Il modello della città intelligente prevede che le azioni istituzionali, pubbliche e private, debbano passare attraverso una ampia partecipazione dei cittadini. E su questo fronte in Italia, non solo a Bari, siamo molto indietro. Quando non sono tenute «segrete», le iniziative che trasformano la città, per bene che ci vada sono oggetto di quella partecipazione simbolica e inefficiente che Sherry Arnstein definisce «Tokenism». Vale a dire «partecipazione di facciata».
Vedremo come l’iniziativa autonoma degli smartcitizen saprà incontrare (o meglio, quale accoglienza avrà) l’attività istituzionale del Comune che nel concorso europeo punta sul Paes (Piano di azione per l’energia sostenibile ) approvato dal consiglio comunale il 27 ottobre 2011. L’ambizioso obiettivo del Piano è di ridurre le emissioni di anidride carbonica almeno del 35% entro il 2020, attuando 78 azioni, che vanno dalla mobilità all’educazione, dall’edilizia alle infrastrutture.
Anche il progetto strategico di Bari dunque conferma la mutazione che il concetto di Smart city ha subito in questi ultimi anni, fino a riempire di sé le indicazioni contenute nella Carta di Lipsia sulle città europee sostenibili, che è stata sottoscritta nel 2007, cioè solo un anno dopo Southampton.
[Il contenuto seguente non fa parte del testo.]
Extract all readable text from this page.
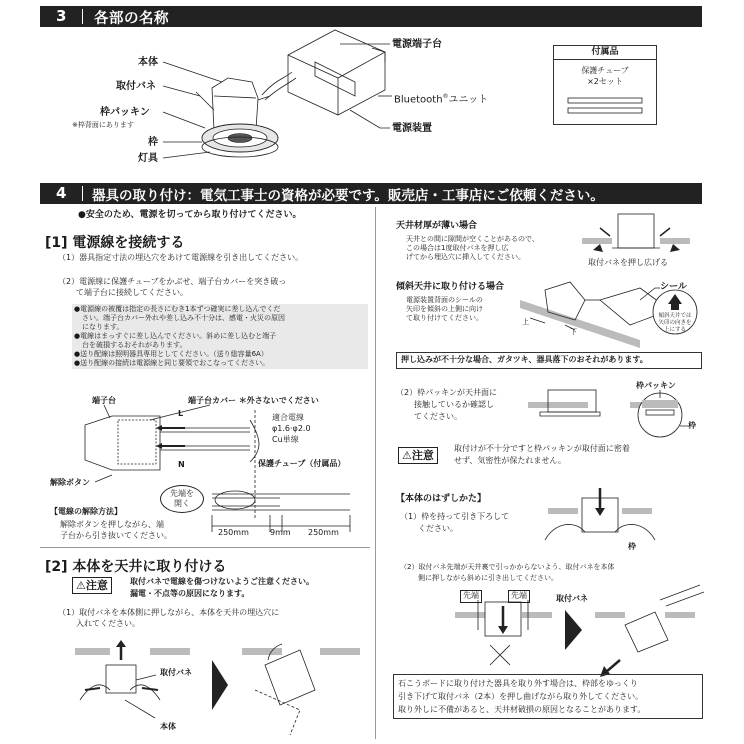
3 各部の名称
本体
取付バネ
枠パッキン
※枠背面にあります
枠
灯具
電源端子台
Bluetooth®ユニット
電源装置
付属品
保護チューブ
×2セット
4 器具の取り付け：電気工事士の資格が必要です。販売店・工事店にご依頼ください。
●安全のため、電源を切ってから取り付けてください。
[1] 電源線を接続する
（1）器具指定寸法の埋込穴をあけて電源線を引き出してください。
（2）電源線に保護チューブをかぶせ、端子台カバーを突き破っ
て端子台に接続してください。
●電源線の被覆は指定の長さにむき1本ずつ確実に差し込んでくだ
さい。端子台カバー外れや差し込み不十分は、感電・火災の原因
になります。
●電線はまっすぐに差し込んでください。斜めに差し込むと端子
台を破損するおそれがあります。
●送り配線は照明器具専用としてください。（送り総容量6A）
●送り配線の接続は電源線と同じ要領でおこなってください。
端子台	端子台カバー ＊外さないでください
L
N
適合電線
φ1.6·φ2.0
Cu単線
保護チューブ（付属品）
解除ボタン
先端を
開く
250mm	9mm 250mm
【電線の解除方法】
解除ボタンを押しながら、端
子台から引き抜いてください。
[2] 本体を天井に取り付ける
⚠注意	取付バネで電線を傷つけないようご注意ください。
漏電・不点等の原因になります。
（1）取付バネを本体側に押しながら、本体を天井の埋込穴に
入れてください。
取付バネ
本体
天井材厚が薄い場合
天井との間に隙間が空くことがあるので、
この場合は1度取付バネを押し広
げてから埋込穴に挿入してください。
取付バネを押し広げる
傾斜天井に取り付ける場合
電源装置背面のシールの
矢印を傾斜の上側に向け
て取り付けてください。
シール
上
下
傾斜天井では
矢印の向きを
上にする
押し込みが不十分な場合、ガタツキ、器具落下のおそれがあります。
（2）枠パッキンが天井面に
接触しているか確認し
てください。
枠パッキン
枠
⚠注意
取付けが不十分ですと枠パッキンが取付面に密着
せず、気密性が保たれません。
【本体のはずしかた】
（1）枠を持って引き下ろして
ください。
枠
（2）取付バネ先端が天井裏で引っかからないよう、取付バネを本体
側に押しながら斜めに引き出してください。
先端	先端	取付バネ
石こうボードに取り付けた器具を取り外す場合は、枠部をゆっくり
引き下げて取付バネ（2本）を押し曲げながら取り外してください。
取り外しに不備があると、天井材破損の原因となることがあります。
Al primo punto, è il caso di sottolinearlo, la Carta di Lipsia stabilisce che «si deve intensificare l’interazione tra architettura, pianificazione infrastrutturale e urbanistica se si vogliono creare spazi attrattivi e orientati verso i fruitori. (…). La strategia per mettere insieme occupazione, tenore di vita, istruzione, funzioni commerciali e ricreative nei quartieri urbani ha dimostrato di essere particolarmente vincente e sostenibile».